Fig. 2: Mutational processes of small mutations at TOP2B binding sites in cancer genomes.

a Analysis overview. Mutation frequency in aligned binding sites was compared to flanking sequences using RM234, which quantifies mutational enrichments in genomic elements using trinucleotide context and megabase-scale mutation burden. b Mutational enrichments in TOP2B binding sites in primary and metastatic cancers (RM2, FDR < 0.05). Enrichment scores represent directional significance such that binding sites with enriched mutations are on the right and depleted sites on the left (OR, odds ratio). c Grassy hills plots show local mutation burden in pooled binding sites (colors; 600 bps) and flanking control sequences (grey; ±600 bps). FDR-adjusted two-tailed P-values (q-values) from RM2 are shown. d Mutations in TOP2B binding sites associate with conserved TOP2B binding in mice (left) and in vitro double-strand break (DSB) activity (right). e Mutational signatures of single base substitutions (SBS) in TOP2B binding sites. Indels were also included as a separate signature. In panels d and e, TOP2B-CTCF-RAD21 and TOP2B-RAD21 sites were compared to controls (CTCF-RAD21 and RAD21-only sites, respectively) using two-tailed hypergeometric tests (FDR < 0.05). Enriched signatures are displayed on the right and depleted signatures on the left. f Mutational processes of small mutations in TOP2B binding sites grouped by transcription or chromatin loops.

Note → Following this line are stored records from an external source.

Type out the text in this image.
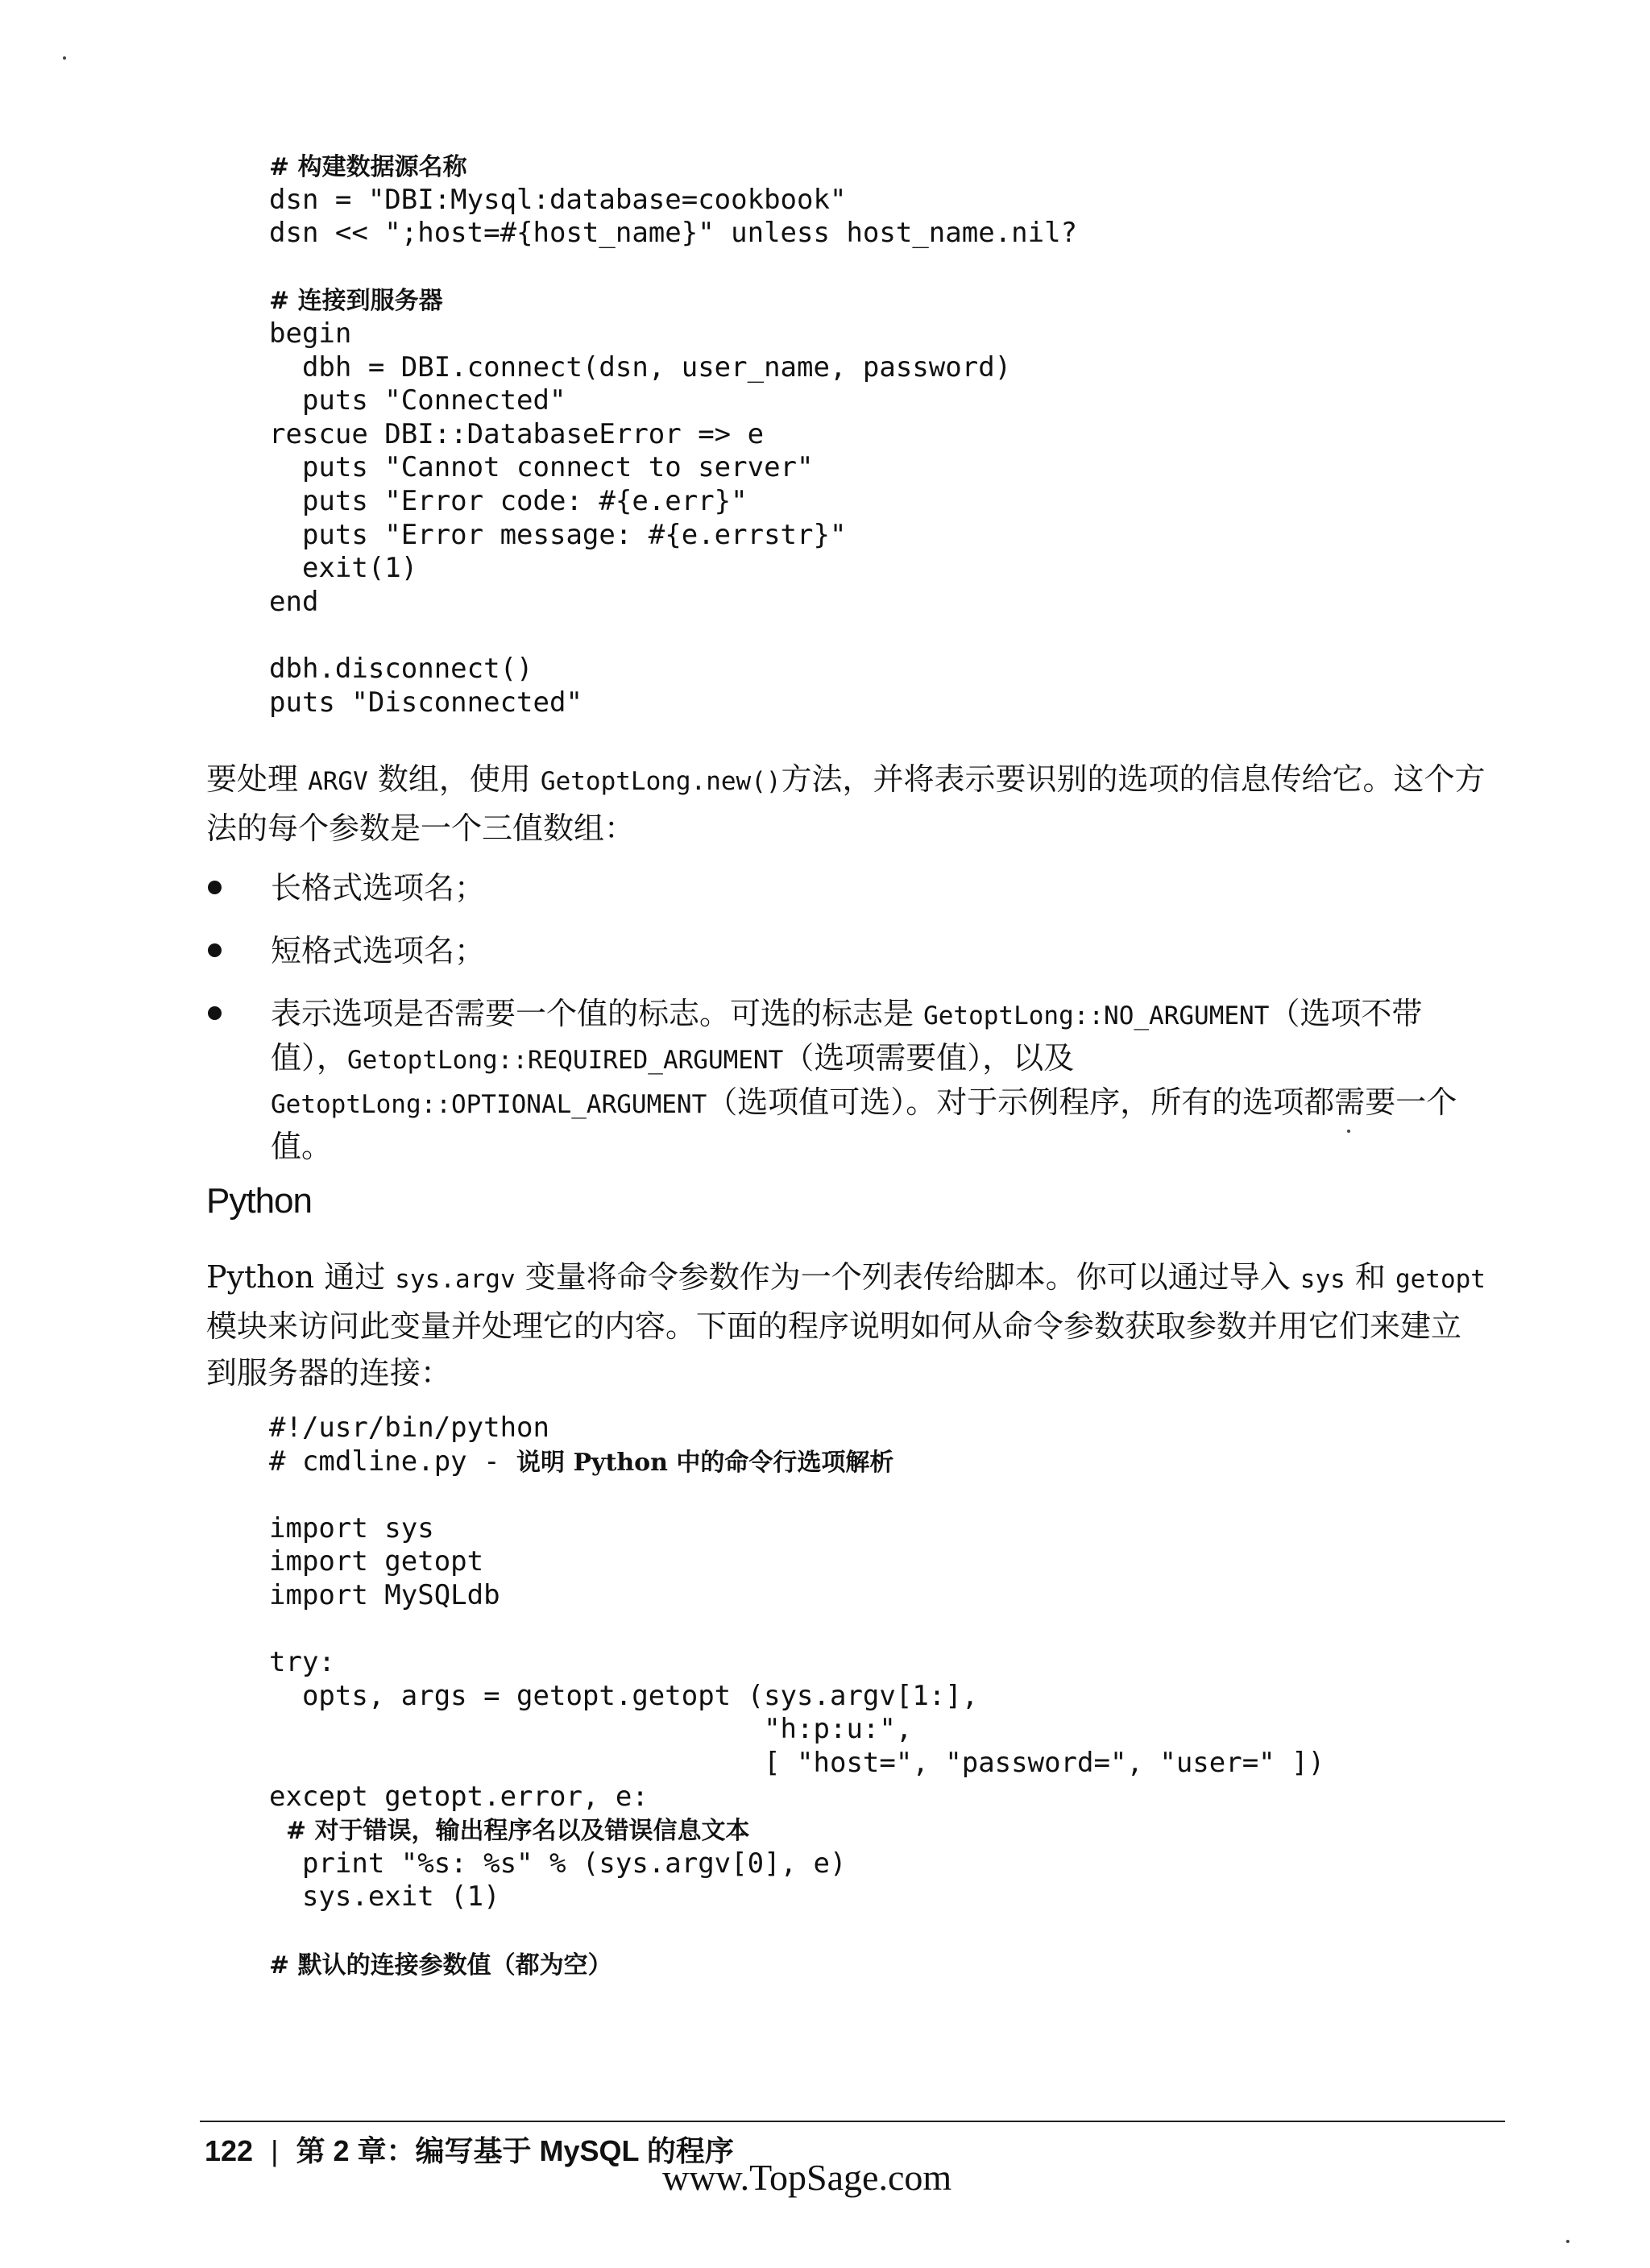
# 构建数据源名称
dsn = "DBI:Mysql:database=cookbook"
dsn << ";host=#{host_name}" unless host_name.nil?
# 连接到服务器
begin
dbh = DBI.connect(dsn, user_name, password)
puts "Connected"
rescue DBI::DatabaseError => e
puts "Cannot connect to server"
puts "Error code: #{e.err}"
puts "Error message: #{e.errstr}"
exit(1)
end
dbh.disconnect()
puts "Disconnected"
要处理 ARGV 数组，使用 GetoptLong.new()方法，并将表示要识别的选项的信息传给它。这个方法的每个参数是一个三值数组：
长格式选项名；
短格式选项名；
表示选项是否需要一个值的标志。可选的标志是 GetoptLong::NO_ARGUMENT（选项不带值），GetoptLong::REQUIRED_ARGUMENT（选项需要值），以及 GetoptLong::OPTIONAL_ARGUMENT（选项值可选）。对于示例程序，所有的选项都需要一个值。
Python
Python 通过 sys.argv 变量将命令参数作为一个列表传给脚本。你可以通过导入 sys 和 getopt 模块来访问此变量并处理它的内容。下面的程序说明如何从命令参数获取参数并用它们来建立到服务器的连接：
#!/usr/bin/python
# cmdline.py - 说明 Python 中的命令行选项解析
import sys
import getopt
import MySQLdb
try:
opts, args = getopt.getopt (sys.argv[1:],
"h:p:u:",
[ "host=", "password=", "user=" ])
except getopt.error, e:
# 对于错误，输出程序名以及错误信息文本
print "%s: %s" % (sys.argv[0], e)
sys.exit (1)
# 默认的连接参数值（都为空）
122 | 第 2 章：编写基于 MySQL 的程序
www.TopSage.com
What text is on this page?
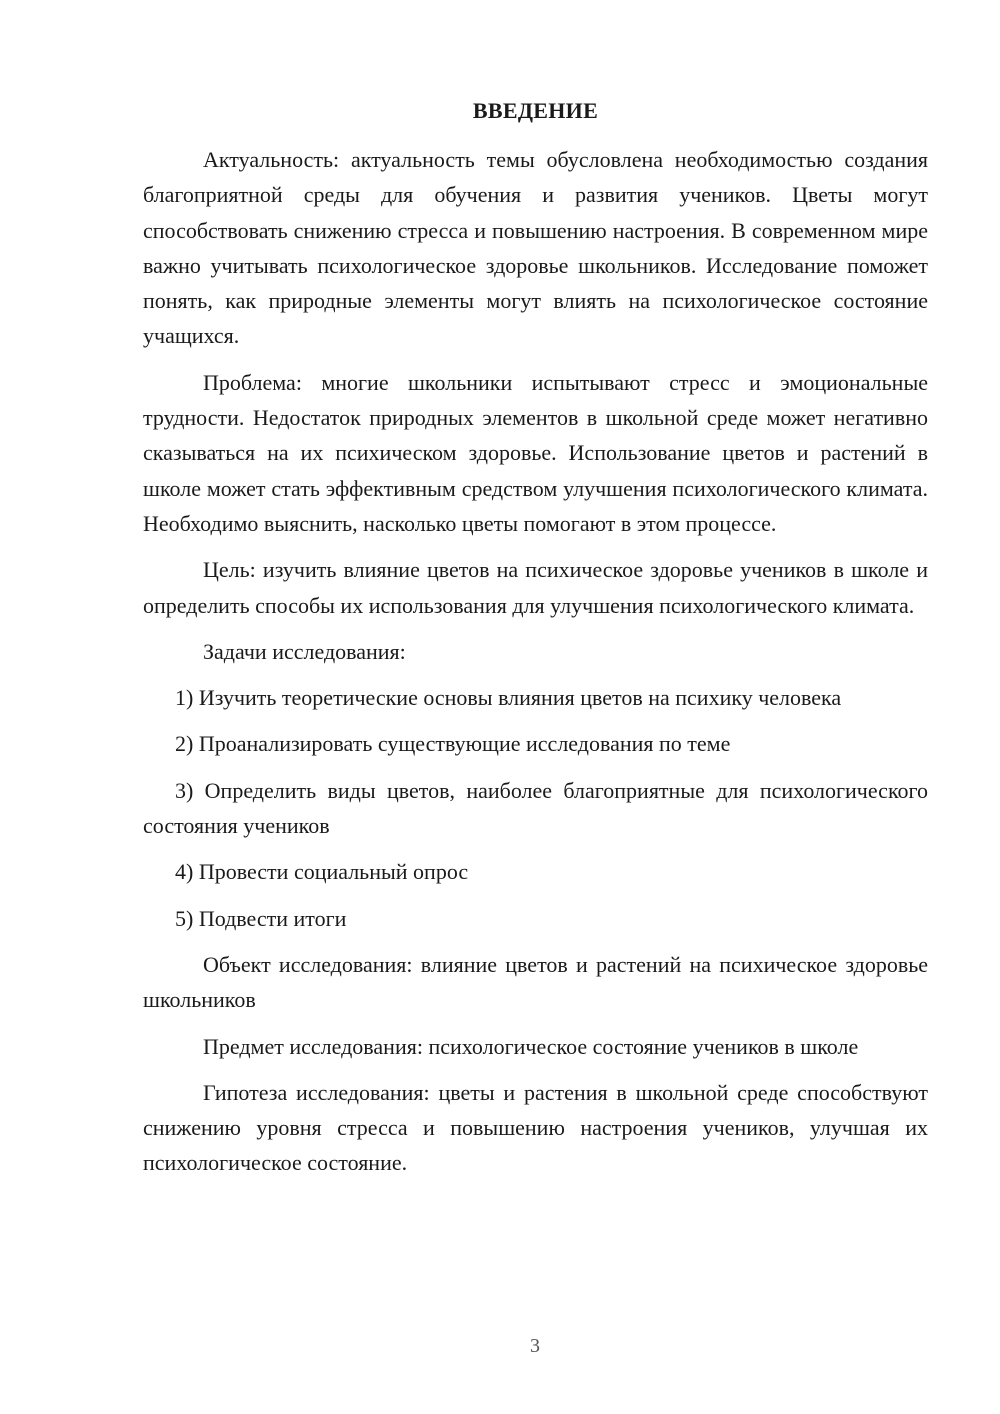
ВВЕДЕНИЕ

Актуальность: актуальность темы обусловлена необходимостью создания благоприятной среды для обучения и развития учеников. Цветы могут способствовать снижению стресса и повышению настроения. В современном мире важно учитывать психологическое здоровье школьников. Исследование поможет понять, как природные элементы могут влиять на психологическое состояние учащихся.

Проблема: многие школьники испытывают стресс и эмоциональные трудности. Недостаток природных элементов в школьной среде может негативно сказываться на их психическом здоровье. Использование цветов и растений в школе может стать эффективным средством улучшения психологического климата. Необходимо выяснить, насколько цветы помогают в этом процессе.

Цель: изучить влияние цветов на психическое здоровье учеников в школе и определить способы их использования для улучшения психологического климата.

Задачи исследования:

1) Изучить теоретические основы влияния цветов на психику человека

2) Проанализировать существующие исследования по теме

3) Определить виды цветов, наиболее благоприятные для психологического состояния учеников

4) Провести социальный опрос

5) Подвести итоги

Объект исследования: влияние цветов и растений на психическое здоровье школьников

Предмет исследования: психологическое состояние учеников в школе

Гипотеза исследования: цветы и растения в школьной среде способствуют снижению уровня стресса и повышению настроения учеников, улучшая их психологическое состояние.

3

Four bins of sites were analyzed (none, low, middle, high). Heatmap shows site types and cancer types having at least one bin with significant mutational enrichments (FDR < 0.05 from RM2). Positive associations are shown above (i.e., higher mutagenesis associated with more transcription or chromatin interactions) and negative associations are shown below. Color strips indicate site types, cancer types, and activity. g, h Examples of mutational processes at TOP2B-RAD21 binding sites. Grassy hills plots show mutation frequencies in sites binned by transcription or chromatin interactions. TOP2B-RAD21 sites (dark red) were compared to flanking sequences (grey) using RM2. A control analysis using RAD21-only sites is also shown (light blue). FDR-adjusted two-tailed P-values (q-values) from RM2 are shown. Loess smoothing in panels (c, g, h) is shown with 95% standard error bands. Source data are provided as Source Data files.